By Olukayode Michael Maiduguri

A water plant built at over a billion Naira with a daily capacity of 9 million litres built by the International Committee of the Red Cross (ICRC) has been opened in Maiduguri, the Borno State capital.
The project, Alhamduri Water Plant, is to service 150,000 people when it fully comes on scheme.
Speaking at the commissioning in Maiduguri on Monday, the Nigeria’s Head of Delegation of the ICRC, Mr.
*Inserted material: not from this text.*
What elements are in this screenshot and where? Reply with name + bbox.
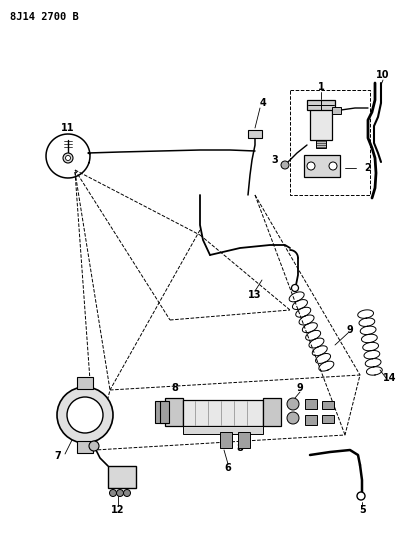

Eloi Fillion said at present over 80,000 residents and internally displaced persons in the troubled town have better access to water following the construction and rehabilitation of the water plant built in the western part of the town.
He said the project was a collaboration with the Ministry of Water Resources in Borno State.
He said: “Over the past years, access to water for people of the Lake Chad Region has increasingly become difficult.
“Surface water sources have been dwindling, and the protracted armed conflict has kept several hundred thousand of people away from their home for years, depriving them of the regular source of water.
“In just a few years, Maiduguri population increased from two to well over three million inhabitants, offering refuge to thousands of people fleeing the violence.”
He added that: “Water became more expensive, more difficult to get and of poorer quality for the residents as well as for the displaced people, exposing the entire population to increased health risks.”
He said that the ICRC partnership with the Borno State Government was necessitated by this,” which has led to expanding the capacity of existing infrastructures, by drilling three additional boreholes and building the production facility, both on the ground and elevated tanks.
The Borno Governor, Prof. Babagana Umara, who commissioned the project, said approval has been given for the connection of the water to the various houses.
He appealed to ICRC and other public spirited organisations to come forward and be counted in the ongoing reconstruction of destroyed communities in Borno State.